The comparison with 2021 is suggestive. In that cycle the first peak above 40% was followed by a decline, a V, and a second peak above 43%. Back then too, at the height of the second peak, prices were in breakout. The bear market arrived only later.
The 2026 structure retraces the same pattern on the indicator: first peak, decline, V, second peak in progress. On prices the picture is equivalent to 2021 at the corresponding moment: today too we are in breakout, today too we don’t know whether the high in formation is the cycle high.
The coming weeks will tell whether the analogy holds. A retracement of prices from current levels would strengthen the parallel with 2021. An extension beyond 43% would shift the reference to the 1990-2001 cycle, with historical room up to 60%.
Conclusion
The indicators continue to describe a market in excess conditions, but the price keeps refusing any bearish confirmation. This is the most relevant point of the week.
After the V traced from the March low, the most recent phase of the move has taken on different characteristics. The new records don’t arrive through clear accelerations or volatility expansions, but through a succession of limited advances. Taken individually they look minor; added up, they have brought the index to nine consecutive weeks of gains, matching one of the 25-year records.
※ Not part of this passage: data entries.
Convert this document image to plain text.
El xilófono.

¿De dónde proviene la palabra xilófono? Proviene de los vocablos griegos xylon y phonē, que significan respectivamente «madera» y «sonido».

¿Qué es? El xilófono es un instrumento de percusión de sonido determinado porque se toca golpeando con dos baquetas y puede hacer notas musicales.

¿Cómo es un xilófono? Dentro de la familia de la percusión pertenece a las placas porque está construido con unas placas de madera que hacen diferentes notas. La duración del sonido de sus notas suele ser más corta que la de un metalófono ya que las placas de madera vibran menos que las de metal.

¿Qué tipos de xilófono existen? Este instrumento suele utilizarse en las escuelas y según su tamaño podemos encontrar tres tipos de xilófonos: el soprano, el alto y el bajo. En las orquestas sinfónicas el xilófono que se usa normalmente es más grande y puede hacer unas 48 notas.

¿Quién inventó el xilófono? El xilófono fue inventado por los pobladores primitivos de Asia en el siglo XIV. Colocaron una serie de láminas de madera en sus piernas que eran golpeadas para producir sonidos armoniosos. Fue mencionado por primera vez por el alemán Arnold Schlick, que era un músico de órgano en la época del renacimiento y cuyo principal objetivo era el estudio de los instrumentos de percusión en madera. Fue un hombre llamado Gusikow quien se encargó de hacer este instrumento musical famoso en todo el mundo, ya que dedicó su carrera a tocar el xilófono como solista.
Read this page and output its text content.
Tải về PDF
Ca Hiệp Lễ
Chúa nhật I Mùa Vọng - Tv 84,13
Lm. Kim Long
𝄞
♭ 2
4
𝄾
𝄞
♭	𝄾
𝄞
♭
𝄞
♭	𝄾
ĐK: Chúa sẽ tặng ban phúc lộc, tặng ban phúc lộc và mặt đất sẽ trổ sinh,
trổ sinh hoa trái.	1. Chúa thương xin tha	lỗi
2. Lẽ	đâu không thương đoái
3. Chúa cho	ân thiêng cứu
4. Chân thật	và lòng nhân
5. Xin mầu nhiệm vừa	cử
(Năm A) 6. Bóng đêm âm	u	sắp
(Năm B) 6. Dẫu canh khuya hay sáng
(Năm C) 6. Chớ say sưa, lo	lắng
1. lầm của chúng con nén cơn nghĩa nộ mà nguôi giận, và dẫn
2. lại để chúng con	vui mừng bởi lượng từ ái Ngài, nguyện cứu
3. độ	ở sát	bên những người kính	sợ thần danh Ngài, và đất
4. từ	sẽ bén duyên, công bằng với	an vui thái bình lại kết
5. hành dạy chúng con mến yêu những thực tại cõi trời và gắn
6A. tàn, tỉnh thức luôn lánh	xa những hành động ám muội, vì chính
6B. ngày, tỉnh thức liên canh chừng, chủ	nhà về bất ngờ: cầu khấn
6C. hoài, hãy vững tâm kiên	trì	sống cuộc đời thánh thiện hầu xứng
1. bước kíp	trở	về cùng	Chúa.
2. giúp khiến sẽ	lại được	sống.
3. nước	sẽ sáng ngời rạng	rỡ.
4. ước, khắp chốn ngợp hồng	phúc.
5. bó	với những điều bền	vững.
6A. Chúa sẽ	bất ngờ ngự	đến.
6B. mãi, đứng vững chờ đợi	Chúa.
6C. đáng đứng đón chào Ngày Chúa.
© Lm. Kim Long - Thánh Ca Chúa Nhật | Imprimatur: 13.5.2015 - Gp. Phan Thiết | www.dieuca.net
For the system’s Short position this is a particularly complex configuration. The indicators remain consistent with an excess reading: the MA200W overextension is attacking the 2020-2022 cycle highs, the Range Weekly% prints the second lowest value of the year and the BCP3 remains in an incomplete bearish swing. On the price side, however, the market keeps updating historical records.
The consequence is that the trade keeps deteriorating without the conditions required for the exit trigger being met. None of the anomalies observed in recent weeks, from the Capped ATH Close to the new highs printed in range compression, has been enough to activate the realignment required by the system.
The position therefore remains open and no trigger is currently active. The coming weeks will show whether the indicators reabsorb the signaled excesses or whether the market keeps pushing further, extending a move that has already reached statistically extreme levels.